Wylie should know--when the varsity payed M.I.T. in April, he pulled this trick on Tech's offensive line three times, and generally played what his team-mates thought the best defensive game of the whole match.

A thing Wylie can't understand, however, is rugby's low accident rate. Both he and Sella agree the sport is a rough one--Sella thinks it's rougher even than football. Wylie adds, "You wear no equipment of any sort, except maybe a pair of shinguards. Yet you can do a flying tackle, or be tackled, and not really notice it."

Sella thinks the explanation comes from rugby's less rigorous schedule of games and infrequent practice scrimmages. "I hate to think what would happen if the squad practiced every afternoon of the week, say for about three hours at a time," he says.

Sees Big Contact Lack

Wylie's guess is that there is just less overall contact than in football. As he puts it, "Football's contact, contact all the way . . . rugby's that way only about half the time."

Wylie thinks the actual tackling is safer because ruggers don't normally clash head on. "I tried that in Bermuda last Easter, and got badly jarred,' he says. Now he usually makes his tackles from a player's side or back, since it doesn't matter much if he gains an extra yard.

Sella and Wylie still have difficulty with the no forward-pass rule and the no blocking rule. Wylie instinctively wants to block a forward as he goes for the ball, and it's a real effort of will to stop.

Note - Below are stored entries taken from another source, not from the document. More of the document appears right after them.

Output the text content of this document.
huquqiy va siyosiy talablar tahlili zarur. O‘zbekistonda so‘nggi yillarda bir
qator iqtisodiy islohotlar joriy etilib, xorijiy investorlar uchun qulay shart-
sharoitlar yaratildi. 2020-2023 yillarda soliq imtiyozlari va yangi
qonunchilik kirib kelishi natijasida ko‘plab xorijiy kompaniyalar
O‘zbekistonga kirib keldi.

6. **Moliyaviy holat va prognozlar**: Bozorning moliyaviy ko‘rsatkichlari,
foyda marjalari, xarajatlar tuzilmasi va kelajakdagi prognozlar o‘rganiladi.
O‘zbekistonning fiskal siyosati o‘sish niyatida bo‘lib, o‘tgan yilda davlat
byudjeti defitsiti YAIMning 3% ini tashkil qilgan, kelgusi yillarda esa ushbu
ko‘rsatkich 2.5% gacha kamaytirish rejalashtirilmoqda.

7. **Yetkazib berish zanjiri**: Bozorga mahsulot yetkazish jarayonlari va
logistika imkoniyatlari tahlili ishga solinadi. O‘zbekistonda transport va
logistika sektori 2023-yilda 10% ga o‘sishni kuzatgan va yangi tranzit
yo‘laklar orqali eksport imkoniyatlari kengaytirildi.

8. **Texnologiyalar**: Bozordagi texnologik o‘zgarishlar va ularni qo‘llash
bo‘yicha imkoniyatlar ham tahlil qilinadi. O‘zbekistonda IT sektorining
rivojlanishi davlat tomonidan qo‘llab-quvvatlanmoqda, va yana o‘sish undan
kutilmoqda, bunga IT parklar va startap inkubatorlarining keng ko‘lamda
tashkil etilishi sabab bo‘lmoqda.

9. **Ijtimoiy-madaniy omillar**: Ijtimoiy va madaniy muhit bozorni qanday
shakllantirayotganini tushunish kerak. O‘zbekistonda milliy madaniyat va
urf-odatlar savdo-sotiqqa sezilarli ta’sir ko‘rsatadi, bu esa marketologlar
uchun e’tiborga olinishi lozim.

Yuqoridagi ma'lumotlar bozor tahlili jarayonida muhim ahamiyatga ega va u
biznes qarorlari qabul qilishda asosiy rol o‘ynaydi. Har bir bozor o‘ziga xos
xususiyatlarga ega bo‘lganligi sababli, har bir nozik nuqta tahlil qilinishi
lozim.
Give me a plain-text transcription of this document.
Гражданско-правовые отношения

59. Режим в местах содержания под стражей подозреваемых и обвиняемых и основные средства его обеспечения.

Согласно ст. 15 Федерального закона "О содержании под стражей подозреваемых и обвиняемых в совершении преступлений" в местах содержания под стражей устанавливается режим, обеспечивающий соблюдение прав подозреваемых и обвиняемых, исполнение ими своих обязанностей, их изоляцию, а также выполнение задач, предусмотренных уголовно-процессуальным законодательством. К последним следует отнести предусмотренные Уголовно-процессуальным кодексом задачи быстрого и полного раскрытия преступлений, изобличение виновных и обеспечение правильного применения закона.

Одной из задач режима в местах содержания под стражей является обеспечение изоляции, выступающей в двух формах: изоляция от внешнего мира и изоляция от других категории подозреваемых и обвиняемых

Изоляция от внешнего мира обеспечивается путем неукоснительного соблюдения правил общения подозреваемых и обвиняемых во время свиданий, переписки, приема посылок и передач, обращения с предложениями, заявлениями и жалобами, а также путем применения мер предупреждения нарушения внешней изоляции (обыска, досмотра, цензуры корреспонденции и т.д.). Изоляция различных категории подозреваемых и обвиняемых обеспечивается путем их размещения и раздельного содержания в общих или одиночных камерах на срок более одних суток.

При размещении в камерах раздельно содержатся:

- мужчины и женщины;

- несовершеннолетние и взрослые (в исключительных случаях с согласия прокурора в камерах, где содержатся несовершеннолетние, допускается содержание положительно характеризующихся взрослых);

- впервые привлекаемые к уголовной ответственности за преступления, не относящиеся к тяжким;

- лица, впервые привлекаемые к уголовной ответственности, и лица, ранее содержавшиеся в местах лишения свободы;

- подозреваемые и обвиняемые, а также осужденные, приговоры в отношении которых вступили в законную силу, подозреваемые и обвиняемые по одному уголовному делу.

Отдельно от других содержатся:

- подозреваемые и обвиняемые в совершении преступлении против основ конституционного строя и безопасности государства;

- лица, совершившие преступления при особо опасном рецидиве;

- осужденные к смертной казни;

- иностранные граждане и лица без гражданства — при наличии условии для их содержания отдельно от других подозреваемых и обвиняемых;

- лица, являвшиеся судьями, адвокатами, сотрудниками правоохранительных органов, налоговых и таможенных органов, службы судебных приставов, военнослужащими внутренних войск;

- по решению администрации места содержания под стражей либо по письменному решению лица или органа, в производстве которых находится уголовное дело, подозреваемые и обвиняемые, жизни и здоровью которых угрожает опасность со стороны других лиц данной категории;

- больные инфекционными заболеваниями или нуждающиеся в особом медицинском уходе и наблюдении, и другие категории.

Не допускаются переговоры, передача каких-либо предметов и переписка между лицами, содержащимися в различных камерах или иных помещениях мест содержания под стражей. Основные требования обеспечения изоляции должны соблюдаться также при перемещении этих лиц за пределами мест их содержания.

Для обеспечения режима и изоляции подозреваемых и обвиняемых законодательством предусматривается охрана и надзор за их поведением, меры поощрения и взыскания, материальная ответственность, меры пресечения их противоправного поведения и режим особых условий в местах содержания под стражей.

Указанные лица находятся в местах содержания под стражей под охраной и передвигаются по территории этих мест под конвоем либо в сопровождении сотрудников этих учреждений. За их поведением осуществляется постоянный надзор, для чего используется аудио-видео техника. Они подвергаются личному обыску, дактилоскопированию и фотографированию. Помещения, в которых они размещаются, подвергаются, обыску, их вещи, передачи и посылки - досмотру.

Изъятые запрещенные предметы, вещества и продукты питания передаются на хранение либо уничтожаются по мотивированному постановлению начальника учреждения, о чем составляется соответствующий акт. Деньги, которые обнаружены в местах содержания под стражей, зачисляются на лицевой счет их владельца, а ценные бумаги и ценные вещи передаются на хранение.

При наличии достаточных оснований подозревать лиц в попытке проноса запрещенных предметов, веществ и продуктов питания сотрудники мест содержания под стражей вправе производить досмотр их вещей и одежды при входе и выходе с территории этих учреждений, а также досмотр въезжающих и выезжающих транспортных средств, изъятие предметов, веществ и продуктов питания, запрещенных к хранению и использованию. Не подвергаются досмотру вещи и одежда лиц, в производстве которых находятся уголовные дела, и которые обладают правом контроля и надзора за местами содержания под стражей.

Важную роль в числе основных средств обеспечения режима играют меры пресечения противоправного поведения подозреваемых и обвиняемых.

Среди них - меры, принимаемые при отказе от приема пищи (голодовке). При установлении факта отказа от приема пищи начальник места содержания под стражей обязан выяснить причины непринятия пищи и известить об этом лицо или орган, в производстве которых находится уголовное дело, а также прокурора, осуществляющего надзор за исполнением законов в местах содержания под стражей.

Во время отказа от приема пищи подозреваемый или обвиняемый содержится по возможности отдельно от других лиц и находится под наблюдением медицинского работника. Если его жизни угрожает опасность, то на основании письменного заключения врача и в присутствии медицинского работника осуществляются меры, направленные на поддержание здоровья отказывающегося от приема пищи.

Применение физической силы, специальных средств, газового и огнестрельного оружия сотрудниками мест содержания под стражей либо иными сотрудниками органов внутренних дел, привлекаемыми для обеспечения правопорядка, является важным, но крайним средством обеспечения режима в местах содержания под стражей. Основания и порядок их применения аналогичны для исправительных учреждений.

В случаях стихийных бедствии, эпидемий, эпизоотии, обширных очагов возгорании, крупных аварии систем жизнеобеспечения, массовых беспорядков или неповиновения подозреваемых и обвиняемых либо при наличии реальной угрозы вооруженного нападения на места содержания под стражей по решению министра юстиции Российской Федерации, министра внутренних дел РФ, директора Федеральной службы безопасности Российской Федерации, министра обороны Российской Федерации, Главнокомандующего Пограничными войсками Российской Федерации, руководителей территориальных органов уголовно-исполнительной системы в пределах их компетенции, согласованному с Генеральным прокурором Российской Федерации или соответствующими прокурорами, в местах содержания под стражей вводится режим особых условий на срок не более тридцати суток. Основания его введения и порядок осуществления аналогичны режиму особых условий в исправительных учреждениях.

Nevertheless, he likes what he calls "rugby's compensation" for the no forward-pass. This is the ground-gaining kick for the sidelines. And Wylie's comment on it is that it lets the individual player kick or pass the ball as he likes, without having to run with it to advance it.

Balancing this is his disappointment that a rugby back can't control the play like his football counterpart. "No matter how good a man is," he says, "he's useless without the other backs . . . . It's the threat of the line as a whole that counts."